Olamadığımdır.
Yok yaa açmayacağım dediğim tüm aramalara 5-10 dakika sonra ehiehi duymadım da noldu diye tekrar dönüyorum. Bundaki motivasyonum beynimi kemiren "ya birine bişey olduysa?" Ya da "ya bir anda evime damlarlarsa?" gibi sorular Oluyor.
Anksiyete sahibi olmak buna benzer bir şey.
Benimdir. Telefonda konuşmayı pek sevmiyorum. Hele boş muhabbet çekmek isteyen bir tanıdık ararsa hiç açmam, geri de dönmem. Arayanlar karşılaşsam mutlaka bir bahane uydururum. Evet, bir tarafım kalkık biriyim..

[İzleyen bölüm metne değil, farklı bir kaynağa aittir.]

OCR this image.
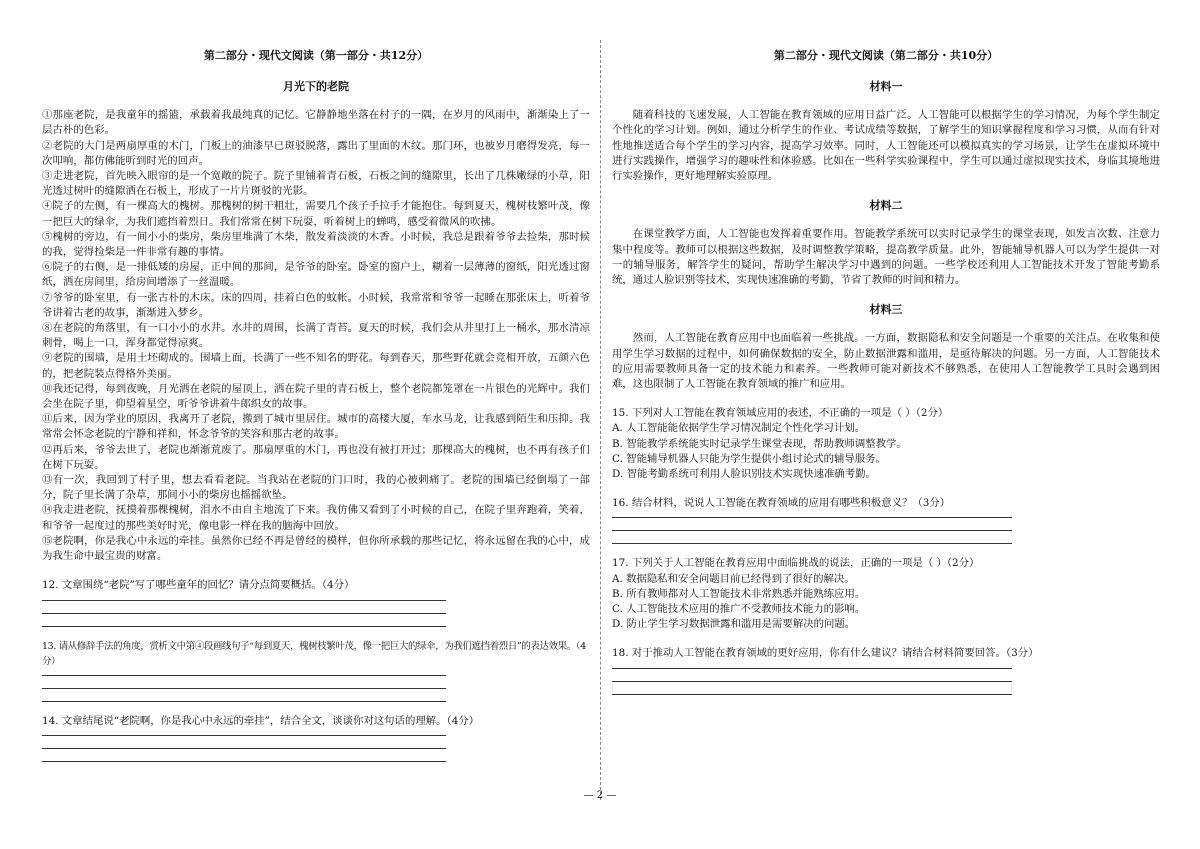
第二部分・现代文阅读（第一部分・共12分）
月光下的老院

①那座老院，是我童年的摇篮，承载着我最纯真的记忆。它静静地坐落在村子的一隅，在岁月的风雨中，渐渐染上了一层古朴的色彩。

②老院的大门是两扇厚重的木门，门板上的油漆早已斑驳脱落，露出了里面的木纹。那门环，也被岁月磨得发亮，每一次叩响，都仿佛能听到时光的回声。

③走进老院，首先映入眼帘的是一个宽敞的院子。院子里铺着青石板，石板之间的缝隙里，长出了几株嫩绿的小草，阳光透过树叶的缝隙洒在石板上，形成了一片片斑驳的光影。

④院子的左侧，有一棵高大的槐树。那槐树的树干粗壮，需要几个孩子手拉手才能抱住。每到夏天，槐树枝繁叶茂，像一把巨大的绿伞，为我们遮挡着烈日。我们常常在树下玩耍，听着树上的蝉鸣，感受着微风的吹拂。

⑤槐树的旁边，有一间小小的柴房，柴房里堆满了木柴，散发着淡淡的木香。小时候，我总是跟着爷爷去捡柴，那时候的我，觉得捡柴是一件非常有趣的事情。

⑥院子的右侧，是一排低矮的房屋，正中间的那间，是爷爷的卧室。卧室的窗户上，糊着一层薄薄的窗纸，阳光透过窗纸，洒在房间里，给房间增添了一丝温暖。

⑦爷爷的卧室里，有一张古朴的木床。床的四周，挂着白色的蚊帐。小时候，我常常和爷爷一起睡在那张床上，听着爷爷讲着古老的故事，渐渐进入梦乡。

⑧在老院的角落里，有一口小小的水井。水井的周围，长满了青苔。夏天的时候，我们会从井里打上一桶水，那水清凉刺骨，喝上一口，浑身都觉得凉爽。

⑨老院的围墙，是用土坯砌成的。围墙上面，长满了一些不知名的野花。每到春天，那些野花就会竞相开放，五颜六色的，把老院装点得格外美丽。

⑩我还记得，每到夜晚，月光洒在老院的屋顶上，洒在院子里的青石板上，整个老院都笼罩在一片银色的光辉中。我们会坐在院子里，仰望着星空，听爷爷讲着牛郎织女的故事。

⑪后来，因为学业的原因，我离开了老院，搬到了城市里居住。城市的高楼大厦，车水马龙，让我感到陌生和压抑。我常常会怀念老院的宁静和祥和，怀念爷爷的笑容和那古老的故事。

⑫再后来，爷爷去世了，老院也渐渐荒废了。那扇厚重的木门，再也没有被打开过；那棵高大的槐树，也不再有孩子们在树下玩耍。

⑬有一次，我回到了村子里，想去看看老院。当我站在老院的门口时，我的心被刺痛了。老院的围墙已经倒塌了一部分，院子里长满了杂草，那间小小的柴房也摇摇欲坠。

⑭我走进老院，抚摸着那棵槐树，泪水不由自主地流了下来。我仿佛又看到了小时候的自己，在院子里奔跑着，笑着，和爷爷一起度过的那些美好时光，像电影一样在我的脑海中回放。

⑮老院啊，你是我心中永远的牵挂。虽然你已经不再是曾经的模样，但你所承载的那些记忆，将永远留在我的心中，成为我生命中最宝贵的财富。

12. 文章围绕“老院”写了哪些童年的回忆？请分点简要概括。（4分）

13. 请从修辞手法的角度，赏析文中第④段画线句子“每到夏天，槐树枝繁叶茂，像一把巨大的绿伞，为我们遮挡着烈日”的表达效果。（4分）

14. 文章结尾说“老院啊，你是我心中永远的牵挂”，结合全文，谈谈你对这句话的理解。（4分）

第二部分・现代文阅读（第二部分・共10分）
材料一

随着科技的飞速发展，人工智能在教育领域的应用日益广泛。人工智能可以根据学生的学习情况，为每个学生制定个性化的学习计划。例如，通过分析学生的作业、考试成绩等数据，了解学生的知识掌握程度和学习习惯，从而有针对性地推送适合每个学生的学习内容，提高学习效率。同时，人工智能还可以模拟真实的学习场景，让学生在虚拟环境中进行实践操作，增强学习的趣味性和体验感。比如在一些科学实验课程中，学生可以通过虚拟现实技术，身临其境地进行实验操作，更好地理解实验原理。

材料二

在课堂教学方面，人工智能也发挥着重要作用。智能教学系统可以实时记录学生的课堂表现，如发言次数、注意力集中程度等。教师可以根据这些数据，及时调整教学策略，提高教学质量。此外，智能辅导机器人可以为学生提供一对一的辅导服务，解答学生的疑问，帮助学生解决学习中遇到的问题。一些学校还利用人工智能技术开发了智能考勤系统，通过人脸识别等技术，实现快速准确的考勤，节省了教师的时间和精力。

材料三

然而，人工智能在教育应用中也面临着一些挑战。一方面，数据隐私和安全问题是一个重要的关注点。在收集和使用学生学习数据的过程中，如何确保数据的安全，防止数据泄露和滥用，是亟待解决的问题。另一方面，人工智能技术的应用需要教师具备一定的技术能力和素养。一些教师可能对新技术不够熟悉，在使用人工智能教学工具时会遇到困难，这也限制了人工智能在教育领域的推广和应用。

15. 下列对人工智能在教育领域应用的表述，不正确的一项是（ ）（2分）

A. 人工智能能依据学生学习情况制定个性化学习计划。

B. 智能教学系统能实时记录学生课堂表现，帮助教师调整教学。

C. 智能辅导机器人只能为学生提供小组讨论式的辅导服务。

D. 智能考勤系统可利用人脸识别技术实现快速准确考勤。

16. 结合材料，说说人工智能在教育领域的应用有哪些积极意义？（3分）

17. 下列关于人工智能在教育应用中面临挑战的说法，正确的一项是（ ）（2分）

A. 数据隐私和安全问题目前已经得到了很好的解决。

B. 所有教师都对人工智能技术非常熟悉并能熟练应用。

C. 人工智能技术应用的推广不受教师技术能力的影响。

D. 防止学生学习数据泄露和滥用是需要解决的问题。

18. 对于推动人工智能在教育领域的更好应用，你有什么建议？请结合材料简要回答。（3分）

— 2 —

bu benim, konuşasım yoksa ve çok acil bir durum yoksa iş vs ile ilgili, cevap vermem, bir de yemek yerken arayanlara sinir oluyorum. genel olarak telefon konuşmalarını pek sevmiyorum kısacası, çok önemli bir durum yoksa.
Cebinde telefonu var diye, her an, her saniye konuşma, yanıt verme zorunluluğu olmadığını düşünen insandır.
Haklıdır.
Üstüste ısrarla aranan, acil hissi uyandıran telefonlar hariç, çalan her numaraya iki elim kanda olsa bakarım diye bir şey yok.
Filmin ortasında, mayışmış kitap okurken, müziğimi açmış şarabımı yudumlarken, spor yaparken, trafikte araba kullanırken telefona yanıt vermem.
Tabiatım böyle afedersin!
Zaten uzun uzun telefon muhabbetini de sevmem.
Ara, derdini söyle, kapat aga!
Mıy mıy mıy... Öfffff!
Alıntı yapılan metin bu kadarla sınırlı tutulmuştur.